Letizia Michelini insorge contro il dimensionamento scolastico

Letizia Michelini insorge contro il dimensionamento scolastico

Il dimensionamento scolastico del governo colpisce Perugia e l’area del nord

PERUGIA, 28 gennaio 2026 – La gestione della rete formativa regionale si trasforma in uno scontro istituzionale senza precedenti. La consigliera del Partito Democratico, Letizia Michelini, ha alzato il tiro contro il recente commissariamento deciso dall’esecutivo nazionale, definendolo un atto di forza inaccettabile che ferisce l’autonomia del territorio. Al centro della polemica c’è la decisione di Roma di intervenire direttamente sulla distribuzione degli istituti umbri, scavalcando le prerogative della Giunta locale e ignorando, secondo l’esponente Dem, la realtà dei fatti e i numeri reali della popolazione studentesca. Michelini ha annunciato battaglia in Assemblea legislativa, chiedendo che l’esecutivo umbro riferisca immediatamente in aula per spiegare i criteri che hanno portato a questa rottura del dialogo istituzionale.

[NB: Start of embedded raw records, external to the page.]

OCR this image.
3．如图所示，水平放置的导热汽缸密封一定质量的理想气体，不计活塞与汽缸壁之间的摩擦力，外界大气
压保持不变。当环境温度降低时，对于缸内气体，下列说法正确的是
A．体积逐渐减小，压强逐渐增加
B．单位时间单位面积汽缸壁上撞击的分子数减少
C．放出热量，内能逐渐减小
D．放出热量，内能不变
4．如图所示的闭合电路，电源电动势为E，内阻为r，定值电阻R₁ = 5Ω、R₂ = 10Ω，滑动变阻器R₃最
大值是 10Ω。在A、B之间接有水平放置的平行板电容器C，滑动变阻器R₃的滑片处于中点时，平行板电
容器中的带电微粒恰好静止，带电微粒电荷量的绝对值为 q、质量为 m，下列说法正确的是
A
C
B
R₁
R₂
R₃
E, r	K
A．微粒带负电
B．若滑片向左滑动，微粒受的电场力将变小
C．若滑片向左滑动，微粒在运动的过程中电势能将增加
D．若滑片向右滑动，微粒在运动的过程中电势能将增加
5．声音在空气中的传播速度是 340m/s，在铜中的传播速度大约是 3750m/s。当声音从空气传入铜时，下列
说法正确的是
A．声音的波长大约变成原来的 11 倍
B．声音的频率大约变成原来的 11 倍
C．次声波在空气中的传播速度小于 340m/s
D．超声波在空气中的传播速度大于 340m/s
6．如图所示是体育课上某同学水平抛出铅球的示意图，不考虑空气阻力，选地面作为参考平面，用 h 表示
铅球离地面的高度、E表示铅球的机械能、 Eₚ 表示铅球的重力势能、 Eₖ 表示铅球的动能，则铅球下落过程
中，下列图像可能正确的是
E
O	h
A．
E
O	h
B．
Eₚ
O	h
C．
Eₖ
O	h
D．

Il fulcro della denuncia riguarda lo specifico accanimento verso l’area settentrionale della provincia di Perugia. Secondo Michelini, la scelta di colpire con i tagli centri come Città di Castello e Gubbio è priva di basi logiche. Queste zone, infatti, presenterebbero parametri demografici e scolastici tali da non giustificare alcun intervento di soppressione o accorpamento. La consigliera parla apertamente di uno “schiaffo politico” al nord dell’Umbria, un territorio che negli anni ha già fatto la sua parte nel riorganizzare i servizi e che ora si ritrova a pagare un prezzo sproporzionato rispetto alla provincia di Terni. Questo squilibrio nelle scelte del Governo Meloni minerebbe la coesione sociale di un’intera fascia geografica, lasciando presidi educativi fondamentali privi di una guida autonoma.

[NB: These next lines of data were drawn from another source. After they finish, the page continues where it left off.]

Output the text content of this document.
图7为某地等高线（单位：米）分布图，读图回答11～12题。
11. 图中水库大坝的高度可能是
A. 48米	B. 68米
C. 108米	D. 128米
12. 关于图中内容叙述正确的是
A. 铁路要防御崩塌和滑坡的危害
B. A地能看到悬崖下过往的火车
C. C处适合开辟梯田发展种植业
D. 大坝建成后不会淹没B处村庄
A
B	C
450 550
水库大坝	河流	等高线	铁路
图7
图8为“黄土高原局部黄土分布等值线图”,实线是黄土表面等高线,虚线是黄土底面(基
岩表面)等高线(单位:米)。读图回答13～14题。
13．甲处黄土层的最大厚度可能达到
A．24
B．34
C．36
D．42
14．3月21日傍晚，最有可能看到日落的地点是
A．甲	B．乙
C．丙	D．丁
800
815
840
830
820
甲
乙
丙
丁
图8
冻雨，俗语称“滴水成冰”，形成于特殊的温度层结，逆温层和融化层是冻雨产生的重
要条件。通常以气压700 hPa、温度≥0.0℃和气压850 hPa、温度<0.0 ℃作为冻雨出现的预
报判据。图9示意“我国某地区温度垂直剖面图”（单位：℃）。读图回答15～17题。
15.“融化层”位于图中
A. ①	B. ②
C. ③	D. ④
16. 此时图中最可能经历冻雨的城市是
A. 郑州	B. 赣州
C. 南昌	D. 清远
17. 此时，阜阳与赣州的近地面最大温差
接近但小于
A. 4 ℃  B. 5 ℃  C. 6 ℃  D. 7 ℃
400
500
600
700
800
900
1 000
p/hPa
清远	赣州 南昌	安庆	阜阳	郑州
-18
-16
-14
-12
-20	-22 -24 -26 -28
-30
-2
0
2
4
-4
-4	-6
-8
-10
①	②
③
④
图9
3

L’azione politica del Partito Democratico si concretizzerà nel deposito di una mozione e di una richiesta di informativa urgente. L’obiettivo è duplice: da un lato costringere la Giunta regionale a fare chiarezza sulle conseguenze concrete che questo commissariamento avrà sul quotidiano di studenti e famiglie; dall’altro, impegnare ufficialmente le istituzioni regionali a chiedere il ritiro del provvedimento. Michelini sottolinea come l’Umbria avesse già adempiuto ai propri doveri di programmazione, opponendosi con argomenti tecnici a tagli ritenuti ingiusti. La forzatura operata dall’alto viene quindi vista come un atto che umilia le comunità locali, le quali si aspettavano ascolto e condivisione piuttosto che ordini calati direttamente dai palazzi romani.

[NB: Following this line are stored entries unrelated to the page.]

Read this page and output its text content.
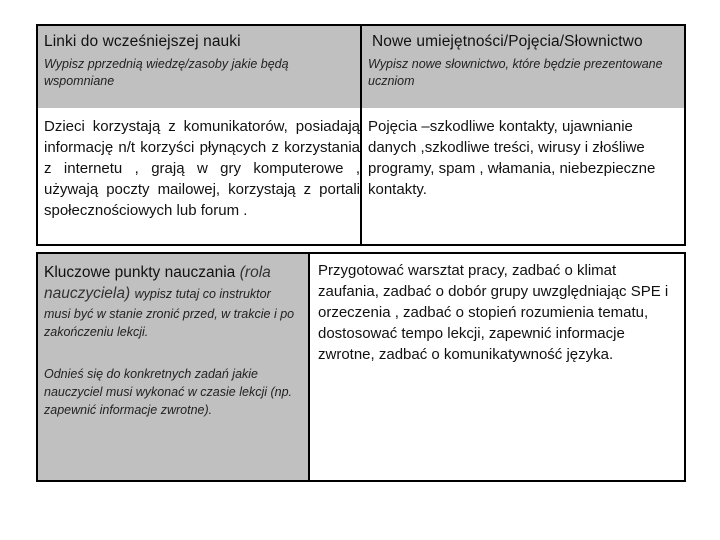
Linki do wcześniejszej nauki
Wypisz pprzednią wiedzę/zasoby jakie będą wspomniane
Nowe umiejętności/Pojęcia/Słownictwo
Wypisz nowe słownictwo, które będzie prezentowane uczniom
Dzieci korzystają z komunikatorów, posiadają informację n/t korzyści płynących z korzystania z internetu , grają w gry komputerowe , używają poczty mailowej, korzystają z portali społecznościowych lub forum .
Pojęcia –szkodliwe kontakty, ujawnianie danych ,szkodliwe treści, wirusy i złośliwe programy, spam , włamania, niebezpieczne kontakty.
Kluczowe punkty nauczania (rola nauczyciela) wypisz tutaj co instruktor
musi być w stanie zronić przed, w trakcie i po zakończeniu lekcji.
Odnieś się do konkretnych zadań jakie nauczyciel musi wykonać w czasie lekcji (np. zapewnić informacje zwrotne).
Przygotować warsztat pracy, zadbać o klimat zaufania, zadbać o dobór grupy uwzględniając SPE i orzeczenia , zadbać o stopień rozumienia tematu, dostosować tempo lekcji, zapewnić informacje zwrotne, zadbać o komunikatywność języka.
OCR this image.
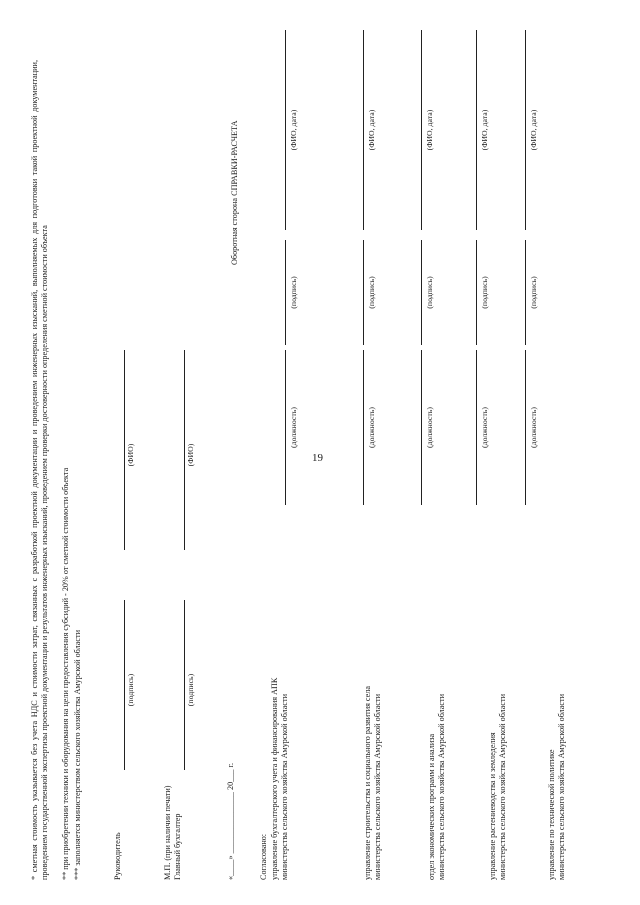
19
* сметная стоимость указывается без учета НДС и стоимости затрат, связанных с разработкой проектной документации и проведением инженерных изысканий, выполняемых для подготовки такой проектной документации, проведением государственной экспертизы проектной документации и результатов инженерных изысканий, проведением проверки достоверности определения сметной стоимости объекта ** при приобретении техники и оборудования на цели предоставления субсидий - 20% от сметной стоимости объекта *** заполняется министерством сельского хозяйства Амурской области	Руководитель
(подпись)
(ФИО)
М.П. (при наличии печати) Главный бухгалтер
(подпись)
(ФИО)
«____» _______________ 20___ г.
Оборотная сторона СПРАВКИ-РАСЧЕТА
Согласовано: управление бухгалтерского учета и финансирования АПК
министерства сельского хозяйства Амурской области
(должность)
(подпись)
(ФИО, дата)
управление строительства и социального развития села
министерства сельского хозяйства Амурской области
(должность)
(подпись)
(ФИО, дата)
отдел экономических программ и анализа
министерства сельского хозяйства Амурской области
(должность)
(подпись)
(ФИО, дата)
управление растениеводства и земледелия
министерства сельского хозяйства Амурской области
(должность)
(подпись)
(ФИО, дата)
управление по технической политике
министерства сельского хозяйства Амурской области
(должность)
(подпись)
(ФИО, дата)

La critica si sposta poi sulla visione di fondo che guida queste riforme. Per la consigliera dem, trattare l’istruzione come una semplice voce di spesa da limare per far quadrare i conti è un errore strategico che indebolisce le fondamenta della società. La scuola pubblica non è una variabile tecnica, ma un presidio di libertà e un motore di sviluppo per i piccoli centri e le città dell’Alta Umbria. Colpire chi ha dimostrato di saper programmare con responsabilità significa punire l’efficienza. La battaglia che si profila in Consiglio regionale non sarà quindi solo una disputa tra partiti, ma una difesa dei diritti dei territori a non essere sacrificati sull’altare di una visione centralista che ignora le peculiarità della periferia umbra.